GLI INIZI E IL DEFINIRSI
DI UNA PERSONALITÀ

In un brano del suo racconto St. Agnes of Intercession (1849-1850), Dante Gabriel Rossetti descrive il clima della sua infanzia, quando suo padre, un italiano esule carbonaro, nelle sere d’inverno londinesi intratteneva i figli cantando vecchie canzoni e le grandi melodie che esaltavano i mutamenti avvenuti nel mondo dal 1789.

«Io solevo starmene seduto sul tappeto e guardavo tra le sue ginocchia il fuoco… e il fuoco e il mio cuore ardevano insieme, mentre prendevo carta e matita e tentavo in modo infantile di fissare le visioni che sorgevano in me. Poiché la mia speranza, fin da allora, era di diventare pittore».

Il fanciullo dalla fervida immaginazione cresce in una famiglia in cui l’amore per la poesia e i sogni di gloria artistica sono contrappuntati da ristrettezze economiche, necessità di esercitare professioni subordinate.

Stanche figure di esuli bussano alla porta di casa Rossetti in Charlotte Street a volte rafforzando il segnale col misterioso cenno massonico e, accolte quasi unici ospiti, palpitano per un’Italia lontana, che agli occhi dei ragazzi appare mitica.

Gabriel Charles Dante Rossetti è il secondo di quattro figli, in una famiglia che conduce vita ritirata, fuori dalle convenzioni della “middle class” vittoriana: il padre Gabriele (Vasto in Abruzzo 1783, Londra 1854) letterato velleitario e misticheggiante, dantista in cerca di interpretazioni esoteriche, con un passato di avventure politiche e fughe rocambolesche, sbarca il lunario insegnando e scrivendo; la madre Francesca Polidori, anch’essa di famiglia di letterati italiani – il fratello Guglielmo, medico di Byron, si è ucciso per debiti di gioco nel 1821 – è una donna forte, ricca di ambizioni intellettuali, animata da una religiosità molto attiva in ambito anglo-cattolico. I figli, esclusa Maria che diventerà suora, dedicano la loro vita alla letteratura e all’arte; William Michael sarà critico e biografo, ombra e custode di Dante Gabriel, e autentica poetessa è Christina. «Tu eri un poeta istintivo», dirà di lei Virginia Woolf, «e, come tutti gli istintivi, avevi un senso acuto della bellezza visiva di questo mondo – il tuo occhio infatti osservava con una sensuale intensità preraffaellita, che doveva molto sorprendere l’anglo-cattolica Christina. Ma forse alla tua religiosità si deve la fissità e la tristezza della tua musa… la pressione di una fede tremenda cinge e rende compatte le tue piccole canzoni» (1) .
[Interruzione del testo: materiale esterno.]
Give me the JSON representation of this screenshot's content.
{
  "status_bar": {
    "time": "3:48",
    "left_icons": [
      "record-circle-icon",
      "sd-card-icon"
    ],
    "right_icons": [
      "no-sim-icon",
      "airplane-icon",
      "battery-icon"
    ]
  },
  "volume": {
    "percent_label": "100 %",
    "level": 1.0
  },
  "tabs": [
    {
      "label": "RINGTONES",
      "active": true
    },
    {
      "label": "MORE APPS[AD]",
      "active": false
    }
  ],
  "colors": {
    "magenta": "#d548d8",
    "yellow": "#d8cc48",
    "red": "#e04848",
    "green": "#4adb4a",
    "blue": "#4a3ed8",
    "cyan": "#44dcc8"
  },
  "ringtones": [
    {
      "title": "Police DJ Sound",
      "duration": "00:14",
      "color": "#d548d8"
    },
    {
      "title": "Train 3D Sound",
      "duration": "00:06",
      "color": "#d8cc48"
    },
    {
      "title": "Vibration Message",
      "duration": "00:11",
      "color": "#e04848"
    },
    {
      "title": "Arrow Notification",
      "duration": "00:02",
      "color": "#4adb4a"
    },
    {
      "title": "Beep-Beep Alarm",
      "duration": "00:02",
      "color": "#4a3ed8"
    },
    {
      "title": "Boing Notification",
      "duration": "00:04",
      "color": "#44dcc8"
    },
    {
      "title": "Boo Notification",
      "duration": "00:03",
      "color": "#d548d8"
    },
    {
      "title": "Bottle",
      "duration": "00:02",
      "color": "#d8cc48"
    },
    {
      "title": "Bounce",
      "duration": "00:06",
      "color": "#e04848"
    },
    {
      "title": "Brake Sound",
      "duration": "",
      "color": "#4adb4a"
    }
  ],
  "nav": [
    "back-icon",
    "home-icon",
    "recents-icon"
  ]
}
Se Christina mutila una parte di sé, Dante Gabriel paga le contraddizioni della sua natura con uno stato perenne di spaesamento e di angoscia. Walter Pater, in Appreciations (1889), individua come impulso centrale dell’artista «la estrema suscettibilità nei confronti delle misteriose condizioni della vita di ogni giorno […] per lui la vita è crisi a ogni istante […] egli è uno di quelli che, come direbbe Merimée, si appassionano per la passione»(2).

Non è facile chiarire i nodi di una personalità tanto ricca di fascino e di capacità di mediazione culturale dotata di indiscussa autorità presso i contemporanei, eppure così fragile e votata all’autodistruzione, e capire fin dove i suoi squilibri si rivelino fecondi o disgreganti per la sua arte.

Evelyn Waugh nella sua biografia (1928) lo definisce: «un uomo del Sud, sensuale, indolente, riccamente versatile, esiliato nella vita costretta, affannosa, limitante, di una città del Nord; un mistico senza credo, un cattolico senza la disciplina e la consolazione della Chiesa, una vita fra rocce e alti sentieri e, come il sottobosco di una collina meridionale, scura, aromatica, impenetrabile»(3).

A improvvise accensioni, a momenti di attività esplosiva e rabbiosa si alternano laghi di inerzia – la “belle inertie”, cara a tanti da Baudelaire a Moreau – che a volte gli consentono di cogliere il senso segreto della poesia, a volte segnano il sopravvento di un’apatia analoga a quella descritta da Keats nella sua Ode on Indolence (1819), e ritenuta da John Ruskin peccato fatale per la sua arte. Un’arte il cui timbro è determinato sempre da uno stato di trance creativa che mescola, come in sogno, elementi sensuali e spirituali; quasi un’esplorazione dell’inconscio, di sottili stati d’animo fra sonno e veglia.


L’adolescenza di Maria Vergine (1849), particolare; Londra, Tate.


Rosa triplex (1867), particolare; Londra, Tate.


Ritratto della madre e della sorella Christina (1877); Londra, National Portrait Gallery.